Cette année, en janvier, les membres restants du groupe ont lancé une attaque massive et très élaborée contre une prison dans le nord-est de la Syrie où des milliers de ses anciens combattants étaient détenus sous la garde des FDS.

Alors que l’Occident se concentre désormais uniquement sur l’Ukraine et que les alliés russes du régime syrien sont préoccupés par des événements plus proches de chez eux, les personnes présentes sur le terrain en Syrie préviennent que la menace posée par Daech est loin d’être terminée. Le groupe pourrait facilement monter en puissance pendant que le monde a le dos tourné.
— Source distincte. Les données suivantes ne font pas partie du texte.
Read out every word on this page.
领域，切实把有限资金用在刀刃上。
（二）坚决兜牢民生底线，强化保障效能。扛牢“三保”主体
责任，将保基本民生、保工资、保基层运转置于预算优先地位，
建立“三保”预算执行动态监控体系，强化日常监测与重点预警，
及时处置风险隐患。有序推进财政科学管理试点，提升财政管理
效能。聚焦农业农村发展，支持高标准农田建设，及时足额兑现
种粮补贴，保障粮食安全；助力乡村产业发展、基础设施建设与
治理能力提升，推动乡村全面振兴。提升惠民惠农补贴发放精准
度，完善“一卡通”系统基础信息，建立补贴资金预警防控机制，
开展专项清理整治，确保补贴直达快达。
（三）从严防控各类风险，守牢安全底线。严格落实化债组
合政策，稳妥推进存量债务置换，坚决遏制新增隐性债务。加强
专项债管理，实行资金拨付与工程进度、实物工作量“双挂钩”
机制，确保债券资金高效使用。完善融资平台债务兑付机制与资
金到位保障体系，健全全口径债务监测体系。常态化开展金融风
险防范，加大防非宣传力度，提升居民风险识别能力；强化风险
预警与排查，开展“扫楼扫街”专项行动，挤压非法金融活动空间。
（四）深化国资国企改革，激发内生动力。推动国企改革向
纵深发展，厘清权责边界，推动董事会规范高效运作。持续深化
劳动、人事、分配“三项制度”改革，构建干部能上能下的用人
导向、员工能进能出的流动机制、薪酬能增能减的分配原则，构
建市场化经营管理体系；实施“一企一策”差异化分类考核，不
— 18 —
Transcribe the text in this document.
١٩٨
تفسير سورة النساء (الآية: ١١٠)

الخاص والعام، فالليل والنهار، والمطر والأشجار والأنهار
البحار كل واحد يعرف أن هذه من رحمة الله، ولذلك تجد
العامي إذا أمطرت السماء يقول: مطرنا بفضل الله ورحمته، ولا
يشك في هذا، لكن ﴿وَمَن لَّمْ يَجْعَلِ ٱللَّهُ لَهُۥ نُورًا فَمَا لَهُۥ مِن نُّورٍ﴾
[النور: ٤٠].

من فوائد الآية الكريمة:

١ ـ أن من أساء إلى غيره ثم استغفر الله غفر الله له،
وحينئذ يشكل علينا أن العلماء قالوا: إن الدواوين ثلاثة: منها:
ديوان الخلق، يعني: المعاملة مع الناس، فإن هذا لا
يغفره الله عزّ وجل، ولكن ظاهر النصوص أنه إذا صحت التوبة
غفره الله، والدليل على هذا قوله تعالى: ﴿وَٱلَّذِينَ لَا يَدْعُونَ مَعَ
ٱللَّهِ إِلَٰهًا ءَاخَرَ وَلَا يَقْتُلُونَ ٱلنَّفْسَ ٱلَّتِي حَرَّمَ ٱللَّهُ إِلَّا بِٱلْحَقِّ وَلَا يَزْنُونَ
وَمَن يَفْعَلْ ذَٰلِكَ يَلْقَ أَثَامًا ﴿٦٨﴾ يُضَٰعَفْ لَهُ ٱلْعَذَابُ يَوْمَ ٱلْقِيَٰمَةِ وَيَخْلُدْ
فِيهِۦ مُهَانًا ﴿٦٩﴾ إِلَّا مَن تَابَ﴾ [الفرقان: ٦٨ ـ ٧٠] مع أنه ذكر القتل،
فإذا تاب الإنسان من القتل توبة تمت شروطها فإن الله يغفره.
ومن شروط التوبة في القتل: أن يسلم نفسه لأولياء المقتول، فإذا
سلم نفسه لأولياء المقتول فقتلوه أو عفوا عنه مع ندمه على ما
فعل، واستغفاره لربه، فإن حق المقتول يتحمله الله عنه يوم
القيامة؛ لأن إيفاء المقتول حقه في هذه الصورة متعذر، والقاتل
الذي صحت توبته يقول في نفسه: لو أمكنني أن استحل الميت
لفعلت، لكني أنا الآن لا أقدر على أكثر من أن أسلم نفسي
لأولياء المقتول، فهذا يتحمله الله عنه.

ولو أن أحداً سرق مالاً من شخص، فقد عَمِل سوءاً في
Dans la soirée du 20 janvier, le calme relatif à Hassaké, une ville de quelque quatre cent mille habitants dans le gouvernorat syrien éponyme, est soudain rompu par une explosion. Un camion chargé d’explosifs détone alors aux portes de la prison d'Al-Sinaa.

Quelques instants plus tard, des centaines d’hommes armés prennent d’assaut l’établissement, avec la ferme intention de libérer près de cinq mille prisonniers affiliés à Daech et de les renvoyer sur le champ de bataille.

Pendant plusieurs jours, les forces locales ont combattu les militants dans la plus grande bataille que la ville ait connue depuis que Daech a été renversé six ans plus tôt. La coalition dirigée par les États-Unis est intervenue à l’aide d’avions et de drones, frappant les bâtiments où les militants s’étaient réfugiés. En réponse, les combattants de Daech ont saisi des propriétés civiles à proximité de la prison, utilisant leurs occupants comme boucliers humains. 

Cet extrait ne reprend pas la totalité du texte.